Video clips that rely on alumni sentiment aren’t the only ingredients for effective college fundraising, said Sean Brown, vice president for higher education at Sonic Foundry, a company specializing in webcasting for more than 1,500 colleges and schools. Sonic Foundry is the maker of Mediasite, the video program used at UW La Crosse.

eMailing alumni with highlights of presentations from presidents, provosts, and deans, Brown said, can lay out an institution’s plans for a new building in a concise demonstration, using graphs and charts instead of emotional pleas that could be interpreted as vague and uninformative.

This strategy “instantly turns a presentation into something you can put behind a hyperlink and blast out,” Brown said. “People want to know more about where their dollars are going in these times, so there is a lot more pressure on universities to show that in detail. … Video plus presentation material is transcendent in that it brings something that never gets stale, which is human-to-human interaction.”

Marybeth Gasman, an associate professor at the University of Pennsylvania’s Graduate School of Education and author of several books on educational philanthropy, said colleges and universities risk “overuse” of college fundraising videos that could lead to spam treatment: See a video eMail in your inbox, and hit delete.

Instead, Gasman said, college fundraising officials should create videos and post them on Facebook, where watching the short clips isn’t as forced as it is when the videos are sent directly to an eMail inbox.

“I don’t think the video necessarily motivates people to give, but it creates awareness,” said Gasman, whose work focuses on philanthropy in historically black colleges. “I think that short, simple messages are best: compelling messages that show success and feature students learning and faculty teaching and doing research.”

College fundraising experts said sending personalized messages to potential donors and alumni is too often seen as hassling among college officials in charge of meeting contribution objectives.

“They see outreach as almost dirty,” said Jay Frost, an international philanthropy consultant who hosted a Pace University workshop, “Fundraising 2.0: Using Social Media to Raise More Money,” in October. “They’re totally wrong. You directly engage them not because you just want their money, but because you care enough to talk to them directly.”

College fundraising campaigns that post a constant stream of social media messages and links on Twitter, for example, won’t hold donors’ attention and could prompt alumni to block their alma mater’s Twitter feed altogether, Frost said.
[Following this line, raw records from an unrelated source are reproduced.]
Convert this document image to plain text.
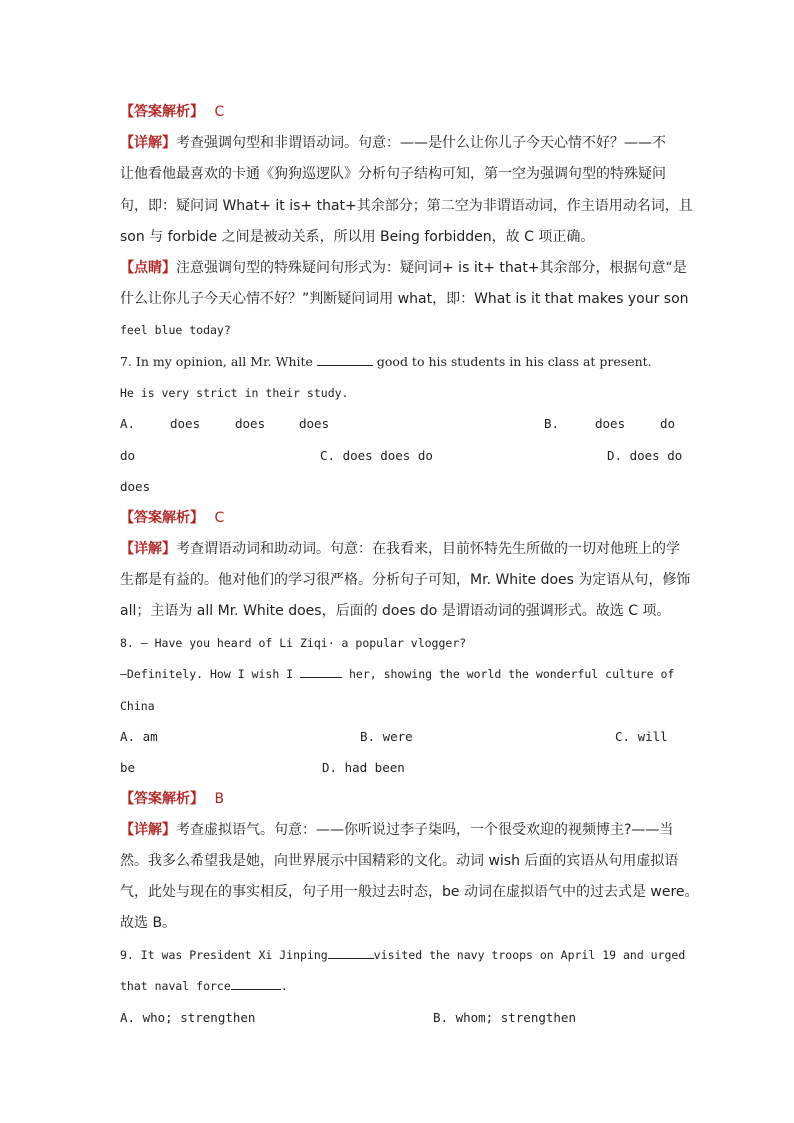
【答案解析】 C
【详解】考查强调句型和非谓语动词。句意：——是什么让你儿子今天心情不好？——不
让他看他最喜欢的卡通《狗狗巡逻队》分析句子结构可知，第一空为强调句型的特殊疑问
句，即：疑问词 What+ it is+ that+其余部分；第二空为非谓语动词，作主语用动名词，且
son 与 forbide 之间是被动关系，所以用 Being forbidden，故 C 项正确。
【点睛】注意强调句型的特殊疑问句形式为：疑问词+ is it+ that+其余部分，根据句意“是
什么让你儿子今天心情不好？”判断疑问词用 what，即：What is it that makes your son
feel blue today?
7. In my opinion, all Mr. White	good to his students in his class at present.
He is very strict in their study.
A.	does	does	does	B.	does	do
do	C. does does do	D. does do
does
【答案解析】 C
【详解】考查谓语动词和助动词。句意：在我看来，目前怀特先生所做的一切对他班上的学
生都是有益的。他对他们的学习很严格。分析句子可知，Mr. White does 为定语从句，修饰
all；主语为 all Mr. White does，后面的 does do 是谓语动词的强调形式。故选 C 项。
8. — Have you heard of Li Ziqi· a popular vlogger?
—Definitely. How I wish I	her, showing the world the wonderful culture of
China
A. am	B. were	C. will
be	D. had been
【答案解析】 B
【详解】考查虚拟语气。句意：——你听说过李子柒吗，一个很受欢迎的视频博主?——当
然。我多么希望我是她，向世界展示中国精彩的文化。动词 wish 后面的宾语从句用虚拟语
气，此处与现在的事实相反，句子用一般过去时态，be 动词在虚拟语气中的过去式是 were。
故选 B。
9. It was President Xi Jinping	visited the navy troops on April 19 and urged
that naval force	.
A. who; strengthen	B. whom; strengthen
“Don’t use social media just to send messages out,” he said, adding that universities should track direct messages sent to the school’s Facebook and Twitter accounts and thank alums for re-tweeting their college fundraising messages. “Try to have real conversations with people. … Otherwise, they’re very likely to fall away.”

Colleges struggling to meet their fundraising goals, Gasman said, could take a lesson from President Obama’s 2008 presidential campaign, which used social media platforms—especially Facebook—to spread its message.

The constant sharing on Facebook—and other sites such as Twitter and LinkedIn—means a college fundraising clip could be spread quickly by alumni who connect with hundreds of family, friends, and strangers via social networking.

“People are well connected online and can use those connections to assist their alma maters or favorite causes with fundraising and increasing the image of an organization,” Gasman said. “Although many individuals are not likely to … ask someone on the street for money, they will fight for a cause or ask others for contributions.”